Es ist lächerlich; aber ich empfinde Neigung zu dieser Reise. Meine Magd ist wirklich gut; ich kann Zilchen und Mimichen ihr gut auf einige Zeit überlassen; Baron Falkner, Onkels Rival, hat den Arm gebrochen und kann keinen Dienst tun, also hat der gute Herr von Treusch Dienst bei Hofe. Den Herrn von Qualen kenne ich außerdem ein wenig; er ist zur Zeit des Kaiserreichs in Paris gewesen und hat mich aufgesucht. Also kann ich mit ihm von Dingen reden, die hier keinen Menschen interessieren.

Mehrere Wochen später.

Wieder sitze ich in meinem Häuschen, und im Nebenzimmer kreischen meine Pflegekinder. Sie wollen mich nicht weglassen, weil ich ihnen Geschichten erzähle, aber meinem guten Tagebuch muß ich doch gleichfalls eine Geschichte berichten. Denn sie gehört noch zu den vielen Seiten, die ich schon ausgefüllt habe. Wer überhaupt wird diese Blätter lesen? Herr von Treusch sagt, daß ich sie der Schloßbibliothek vermachen soll. Dann muß ich wohl für ihre Vollständigkeit sorgen.

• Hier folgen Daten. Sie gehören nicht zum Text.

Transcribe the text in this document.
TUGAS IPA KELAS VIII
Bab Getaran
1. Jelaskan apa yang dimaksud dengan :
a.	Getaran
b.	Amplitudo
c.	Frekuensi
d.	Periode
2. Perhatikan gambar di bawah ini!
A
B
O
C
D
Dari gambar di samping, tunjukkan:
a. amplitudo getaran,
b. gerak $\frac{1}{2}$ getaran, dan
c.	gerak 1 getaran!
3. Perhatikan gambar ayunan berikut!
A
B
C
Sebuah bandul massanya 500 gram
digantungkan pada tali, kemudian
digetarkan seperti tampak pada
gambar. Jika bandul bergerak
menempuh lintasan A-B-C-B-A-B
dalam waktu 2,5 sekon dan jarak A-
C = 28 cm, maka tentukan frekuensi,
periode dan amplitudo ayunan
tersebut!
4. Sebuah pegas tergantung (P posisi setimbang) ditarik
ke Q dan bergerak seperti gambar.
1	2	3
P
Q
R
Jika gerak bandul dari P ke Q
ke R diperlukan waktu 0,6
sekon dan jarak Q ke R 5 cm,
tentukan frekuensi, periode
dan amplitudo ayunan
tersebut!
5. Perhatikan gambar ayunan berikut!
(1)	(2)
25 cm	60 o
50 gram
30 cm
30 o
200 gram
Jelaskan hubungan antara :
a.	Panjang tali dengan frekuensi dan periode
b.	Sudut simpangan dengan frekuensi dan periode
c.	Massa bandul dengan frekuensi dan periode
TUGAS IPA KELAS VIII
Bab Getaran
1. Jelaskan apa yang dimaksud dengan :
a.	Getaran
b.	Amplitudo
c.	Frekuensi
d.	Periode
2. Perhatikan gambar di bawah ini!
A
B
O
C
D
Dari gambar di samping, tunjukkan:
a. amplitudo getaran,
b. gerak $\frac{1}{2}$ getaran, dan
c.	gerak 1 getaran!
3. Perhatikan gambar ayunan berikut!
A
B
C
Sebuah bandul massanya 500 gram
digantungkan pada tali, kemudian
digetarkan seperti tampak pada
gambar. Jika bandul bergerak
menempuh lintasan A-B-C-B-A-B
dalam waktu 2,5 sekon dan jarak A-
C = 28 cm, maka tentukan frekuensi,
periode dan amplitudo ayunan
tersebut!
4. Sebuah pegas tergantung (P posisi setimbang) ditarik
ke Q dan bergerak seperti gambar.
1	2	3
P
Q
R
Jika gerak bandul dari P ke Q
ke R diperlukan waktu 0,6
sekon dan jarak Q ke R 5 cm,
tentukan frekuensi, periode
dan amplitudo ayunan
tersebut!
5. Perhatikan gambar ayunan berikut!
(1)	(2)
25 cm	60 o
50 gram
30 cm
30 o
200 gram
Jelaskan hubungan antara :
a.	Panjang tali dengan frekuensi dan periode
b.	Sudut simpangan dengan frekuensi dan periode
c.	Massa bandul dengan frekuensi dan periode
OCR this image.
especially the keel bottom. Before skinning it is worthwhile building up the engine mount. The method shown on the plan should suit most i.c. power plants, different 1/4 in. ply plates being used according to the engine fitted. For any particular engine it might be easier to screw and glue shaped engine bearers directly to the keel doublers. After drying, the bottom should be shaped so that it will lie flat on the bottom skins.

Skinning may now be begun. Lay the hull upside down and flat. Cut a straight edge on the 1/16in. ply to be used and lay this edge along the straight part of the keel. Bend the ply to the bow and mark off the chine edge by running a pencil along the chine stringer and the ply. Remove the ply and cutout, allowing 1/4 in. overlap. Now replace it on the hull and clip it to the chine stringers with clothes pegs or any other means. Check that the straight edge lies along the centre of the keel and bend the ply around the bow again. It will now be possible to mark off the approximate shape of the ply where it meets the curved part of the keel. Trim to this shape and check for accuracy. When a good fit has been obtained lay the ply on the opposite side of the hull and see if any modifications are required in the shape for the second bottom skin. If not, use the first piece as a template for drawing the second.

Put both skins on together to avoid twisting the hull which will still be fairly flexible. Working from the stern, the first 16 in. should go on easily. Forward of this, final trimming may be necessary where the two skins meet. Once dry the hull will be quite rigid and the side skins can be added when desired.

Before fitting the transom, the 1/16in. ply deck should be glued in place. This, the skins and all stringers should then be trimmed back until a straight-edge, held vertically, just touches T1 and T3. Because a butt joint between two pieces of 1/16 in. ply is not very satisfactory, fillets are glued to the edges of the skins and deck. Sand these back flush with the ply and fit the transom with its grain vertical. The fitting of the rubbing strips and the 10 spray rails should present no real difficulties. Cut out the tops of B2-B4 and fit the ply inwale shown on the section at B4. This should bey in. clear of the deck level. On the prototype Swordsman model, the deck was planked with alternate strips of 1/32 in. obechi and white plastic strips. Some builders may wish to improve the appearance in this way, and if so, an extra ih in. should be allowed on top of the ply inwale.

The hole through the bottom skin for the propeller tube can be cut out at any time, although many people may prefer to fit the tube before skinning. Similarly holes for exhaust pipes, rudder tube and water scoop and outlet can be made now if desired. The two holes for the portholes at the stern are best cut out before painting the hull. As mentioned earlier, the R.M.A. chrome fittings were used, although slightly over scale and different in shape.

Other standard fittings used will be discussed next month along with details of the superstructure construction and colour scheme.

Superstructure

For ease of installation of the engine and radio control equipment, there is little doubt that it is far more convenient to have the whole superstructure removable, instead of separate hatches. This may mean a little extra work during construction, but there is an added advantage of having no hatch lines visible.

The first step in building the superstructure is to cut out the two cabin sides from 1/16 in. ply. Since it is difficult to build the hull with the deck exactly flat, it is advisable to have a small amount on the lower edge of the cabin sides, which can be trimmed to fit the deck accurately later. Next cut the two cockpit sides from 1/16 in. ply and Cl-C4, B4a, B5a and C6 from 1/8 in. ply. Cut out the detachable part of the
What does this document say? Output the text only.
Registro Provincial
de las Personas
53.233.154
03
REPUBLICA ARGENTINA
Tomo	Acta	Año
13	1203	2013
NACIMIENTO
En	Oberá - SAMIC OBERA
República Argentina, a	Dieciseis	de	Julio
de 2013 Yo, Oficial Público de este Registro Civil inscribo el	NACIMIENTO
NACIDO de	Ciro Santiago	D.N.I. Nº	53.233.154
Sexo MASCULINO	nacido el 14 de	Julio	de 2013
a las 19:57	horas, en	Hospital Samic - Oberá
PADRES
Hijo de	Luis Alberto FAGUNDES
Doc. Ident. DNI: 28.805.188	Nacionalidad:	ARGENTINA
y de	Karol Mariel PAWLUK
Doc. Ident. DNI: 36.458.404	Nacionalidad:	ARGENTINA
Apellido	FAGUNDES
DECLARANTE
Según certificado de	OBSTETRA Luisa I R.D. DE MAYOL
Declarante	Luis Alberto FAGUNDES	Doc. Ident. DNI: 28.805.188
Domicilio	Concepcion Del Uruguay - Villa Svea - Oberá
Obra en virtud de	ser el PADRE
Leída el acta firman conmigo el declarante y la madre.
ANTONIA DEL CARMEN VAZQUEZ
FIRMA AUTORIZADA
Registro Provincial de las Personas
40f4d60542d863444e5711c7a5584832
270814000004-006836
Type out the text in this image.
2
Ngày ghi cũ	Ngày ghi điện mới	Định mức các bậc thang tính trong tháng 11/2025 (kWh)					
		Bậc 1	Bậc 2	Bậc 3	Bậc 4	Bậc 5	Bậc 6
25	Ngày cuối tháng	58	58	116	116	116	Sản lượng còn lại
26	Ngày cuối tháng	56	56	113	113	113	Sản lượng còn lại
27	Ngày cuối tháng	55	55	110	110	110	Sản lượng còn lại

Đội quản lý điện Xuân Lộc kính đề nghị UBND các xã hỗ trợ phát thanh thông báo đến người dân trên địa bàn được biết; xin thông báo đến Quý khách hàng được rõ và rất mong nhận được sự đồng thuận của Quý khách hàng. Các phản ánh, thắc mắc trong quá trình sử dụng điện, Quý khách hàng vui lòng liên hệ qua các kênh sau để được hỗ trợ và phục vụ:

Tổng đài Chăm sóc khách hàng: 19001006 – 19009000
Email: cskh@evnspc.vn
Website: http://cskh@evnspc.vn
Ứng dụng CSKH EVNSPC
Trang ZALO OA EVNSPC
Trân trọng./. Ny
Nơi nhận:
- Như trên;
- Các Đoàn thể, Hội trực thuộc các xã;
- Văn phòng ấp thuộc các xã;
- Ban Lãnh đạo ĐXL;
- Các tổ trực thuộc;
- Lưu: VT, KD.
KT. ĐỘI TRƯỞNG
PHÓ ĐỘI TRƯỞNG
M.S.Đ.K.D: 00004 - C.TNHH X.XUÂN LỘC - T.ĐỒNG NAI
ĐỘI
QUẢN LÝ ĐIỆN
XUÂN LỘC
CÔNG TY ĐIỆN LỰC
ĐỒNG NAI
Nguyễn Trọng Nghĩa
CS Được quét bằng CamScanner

Also Herr von Qualen hat mich in seiner großen Kalesche abgeholt, und wir sind zu dritt in einen wunderschönen Herbsttag hineingefahren. Einen Pastor hatte der Gastgeber mitgenommen, einen älteren Mann, der nicht viel sagte und meistens in seinem Neuen Testament las. Wir sprachen mancherlei: von Napoleon, von Ludwig dem Achtzehnten, von Dingen, die mich beinahe aufregten, während Herr von Qualen seine Pfeife rauchte und behaglich von den Dingen redete, als hätte er sie nur gelesen. Aber sein Urteil war klar und vernünftig, für ihn waren die Ereignisse der letzten Jahrzehnte nichts anderes als Schaustücke. Daher vermochte er sie so gut zu beurteilen.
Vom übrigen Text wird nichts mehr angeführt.